Met12 is an abundant archaea that lives in the deep groundwater of the Cedars. Genetic analysis showed that it is closely related to a group of anaerobic microbes known for their ability to produce methane as a metabolic byproduct. However, Met12 lacks the genes required for methane production.

Instead, the microbe relies on an alternative metabolic pathway in which carbon dioxide is converted into an organic molecule called acetate, without releasing any methane in the process. It is noteworthy that a unique gene called MmcX helps in this operation.

Suzuki and his team showed that this gene helps increase Met12’s ability to accept electrons, allowing for more reliable energy metabolism.
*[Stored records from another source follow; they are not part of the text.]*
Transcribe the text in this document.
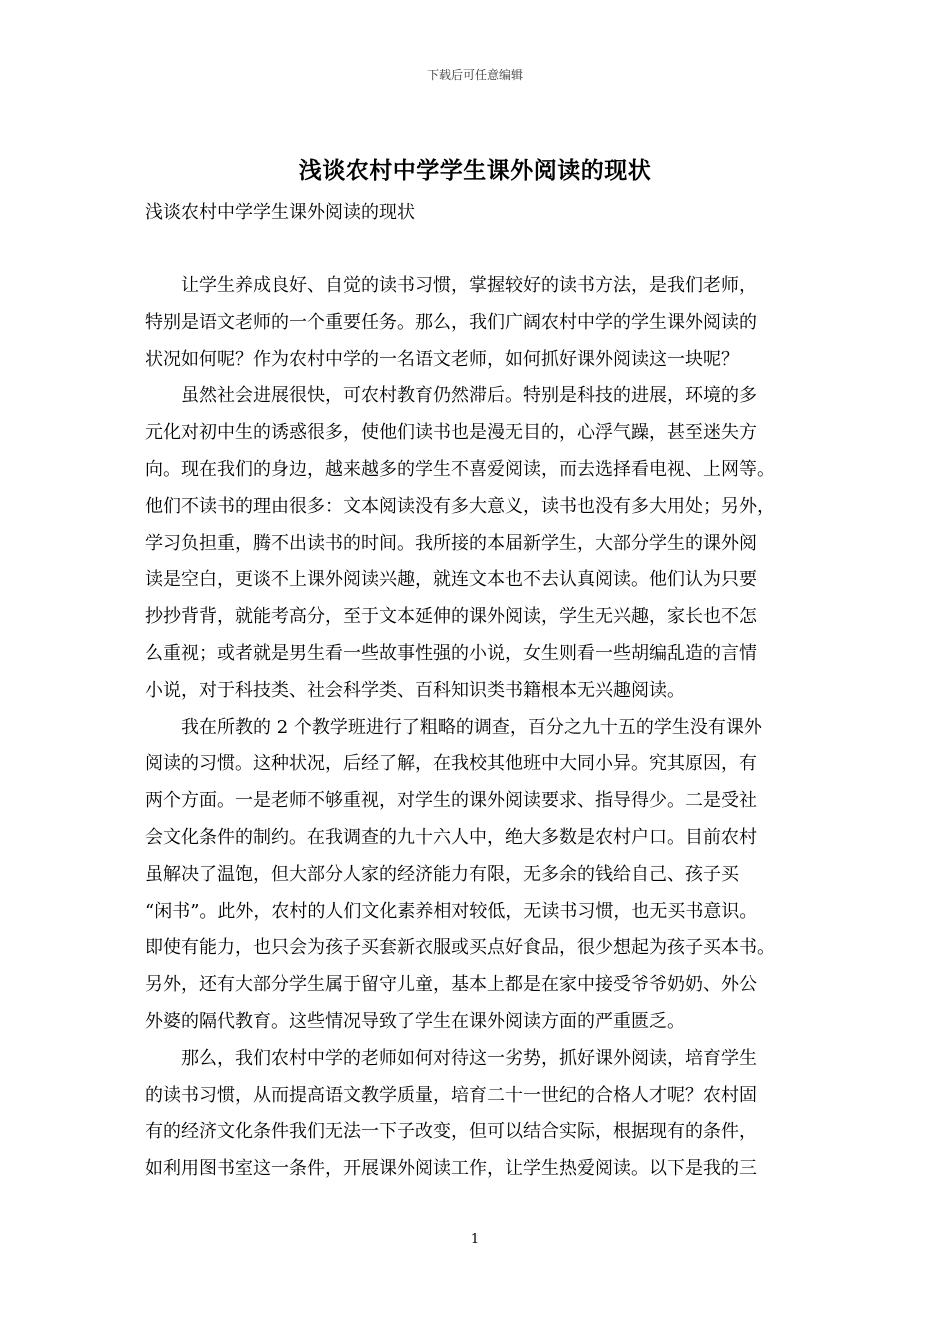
下载后可任意编辑
浅谈农村中学学生课外阅读的现状
浅谈农村中学学生课外阅读的现状
　　让学生养成良好、自觉的读书习惯，掌握较好的读书方法，是我们老师，
特别是语文老师的一个重要任务。那么，我们广阔农村中学的学生课外阅读的
状况如何呢？作为农村中学的一名语文老师，如何抓好课外阅读这一块呢？
　　虽然社会进展很快，可农村教育仍然滞后。特别是科技的进展，环境的多
元化对初中生的诱惑很多，使他们读书也是漫无目的，心浮气躁，甚至迷失方
向。现在我们的身边，越来越多的学生不喜爱阅读，而去选择看电视、上网等。
他们不读书的理由很多：文本阅读没有多大意义，读书也没有多大用处；另外，
学习负担重，腾不出读书的时间。我所接的本届新学生，大部分学生的课外阅
读是空白，更谈不上课外阅读兴趣，就连文本也不去认真阅读。他们认为只要
抄抄背背，就能考高分，至于文本延伸的课外阅读，学生无兴趣，家长也不怎
么重视；或者就是男生看一些故事性强的小说，女生则看一些胡编乱造的言情
小说，对于科技类、社会科学类、百科知识类书籍根本无兴趣阅读。
　　我在所教的 2 个教学班进行了粗略的调查，百分之九十五的学生没有课外
阅读的习惯。这种状况，后经了解，在我校其他班中大同小异。究其原因，有
两个方面。一是老师不够重视，对学生的课外阅读要求、指导得少。二是受社
会文化条件的制约。在我调查的九十六人中，绝大多数是农村户口。目前农村
虽解决了温饱，但大部分人家的经济能力有限，无多余的钱给自己、孩子买
“闲书”。此外，农村的人们文化素养相对较低，无读书习惯，也无买书意识。
即使有能力，也只会为孩子买套新衣服或买点好食品，很少想起为孩子买本书。
另外，还有大部分学生属于留守儿童，基本上都是在家中接受爷爷奶奶、外公
外婆的隔代教育。这些情况导致了学生在课外阅读方面的严重匮乏。
　　那么，我们农村中学的老师如何对待这一劣势，抓好课外阅读，培育学生
的读书习惯，从而提高语文教学质量，培育二十一世纪的合格人才呢？农村固
有的经济文化条件我们无法一下子改变，但可以结合实际，根据现有的条件，
如利用图书室这一条件，开展课外阅读工作，让学生热爱阅读。以下是我的三
1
This adaptation is very important for the microbe to be able to develop in a region such as the Cedars, which at first glance seems completely unsuitable for such life.

According to Suzuki, this discovery shows a life form that is unexpectedly adaptable to extreme conditions; This discovery may reflect how primitive or even extraterrestrial life arose under the harsh conditions believed to have existed on early Earth or other planets. “This could provide some insight into the origin of life,” says Suzuki.
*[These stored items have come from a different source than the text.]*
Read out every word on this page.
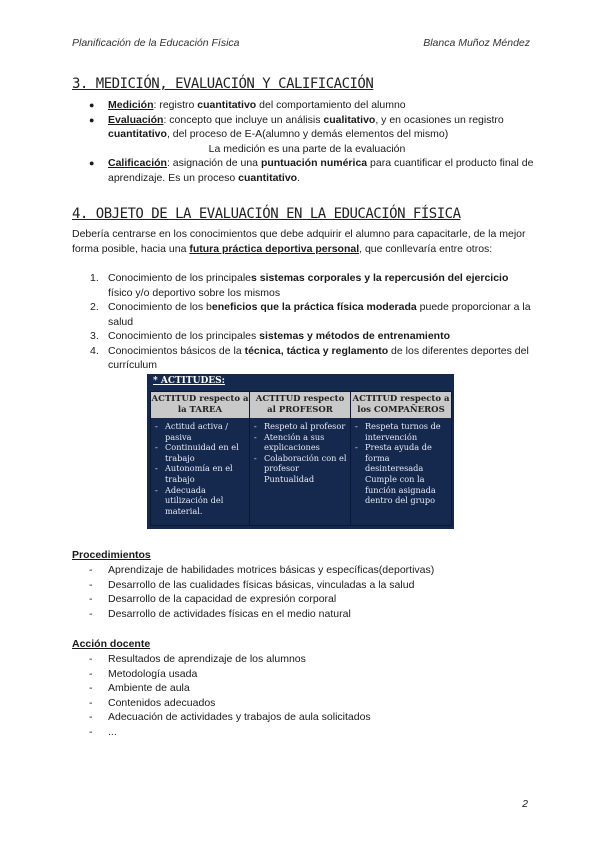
Planificación de la Educación Física	Blanca Muñoz Méndez
3. MEDICIÓN, EVALUACIÓN Y CALIFICACIÓN
● Medición: registro cuantitativo del comportamiento del alumno
● Evaluación: concepto que incluye un análisis cualitativo, y en ocasiones un registro cuantitativo, del proceso de E-A(alumno y demás elementos del mismo)
La medición es una parte de la evaluación
● Calificación: asignación de una puntuación numérica para cuantificar el producto final de aprendizaje. Es un proceso cuantitativo.
4. OBJETO DE LA EVALUACIÓN EN LA EDUCACIÓN FÍSICA
Debería centrarse en los conocimientos que debe adquirir el alumno para capacitarle, de la mejor forma posible, hacia una futura práctica deportiva personal, que conllevaría entre otros:
1. Conocimiento de los principales sistemas corporales y la repercusión del ejercicio físico y/o deportivo sobre los mismos
2. Conocimiento de los beneficios que la práctica física moderada puede proporcionar a la salud
3. Conocimiento de los principales sistemas y métodos de entrenamiento
4. Conocimientos básicos de la técnica, táctica y reglamento de los diferentes deportes del currículum
* ACTITUDES:
ACTITUD respecto a la TAREA
- Actitud activa / pasiva
- Continuidad en el trabajo
- Autonomía en el trabajo
- Adecuada utilización del material.
ACTITUD respecto al PROFESOR
- Respeto al profesor
- Atención a sus explicaciones
- Colaboración con el profesor
Puntualidad
ACTITUD respecto a los COMPAÑEROS
- Respeta turnos de intervención
- Presta ayuda de forma desinteresada
Cumple con la función asignada dentro del grupo
Procedimientos
- Aprendizaje de habilidades motrices básicas y específicas(deportivas)
- Desarrollo de las cualidades físicas básicas, vinculadas a la salud
- Desarrollo de la capacidad de expresión corporal
- Desarrollo de actividades físicas en el medio natural
Acción docente
- Resultados de aprendizaje de los alumnos
- Metodología usada
- Ambiente de aula
- Contenidos adecuados
- Adecuación de actividades y trabajos de aula solicitados
- ...
2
New frontiers in microbial engineering

When Suzuki, along with colleagues from other countries in the United States, Denmark and Japan, first discovered Met12, they could not believe their own findings. “I doubted myself,” Suzuki says. “I thought I made a mistake.”

Since only gene sequences were available, they had to use a method to reconstruct the microbe’s circular genome. It turned out that Met12 was difficult to grow in the laboratory, so they could not confirm its presence with traditional microbiological methods. Researchers turning to synthetic biology had to use creative verification methods to convince themselves that the organism was real.

They inserted the MmcX gene into a rod-shaped bacterium that had been genetically modified to have no electron transfer activity. This arrangement helped preserve the microbe’s ability to absorb electrons even before normal levels were exceeded. With further experiments, the researchers concluded how Met12 can use these electrons to facilitate energy metabolism using carbon dioxide as the primary fuel source.

Potential applications and future research

The discovery is of practical importance. A bacterium with enhanced metabolic activity and versatility is widely used in biofuel production. Using MmcX, Suzuki hopes to increase the efficiency of genetically modified microbes that rely on electron transfer to help produce chemicals and biofuels. Their innovations led to patent applications for this molecular technology.

This archaeon’s feature could also help capture carbon, which is a priority in reducing emissions to slow the pace of climate change. The innovation possibilities don’t end at MmcX. Suzuki expects further extraordinary discoveries to come from further study of Cedars and other unique environments with as yet untapped reservoirs of genetic diversity.

His team is currently looking for extremophile organisms in places such as the Hakuba-Happo hot springs in the Japanese Alps, a highly alkaline hot spring with conditions similar to the Cedar Mountains, and underwater volcanoes in the Mariana Trench, the world’s deepest marine trench. In the western Pacific Ocean.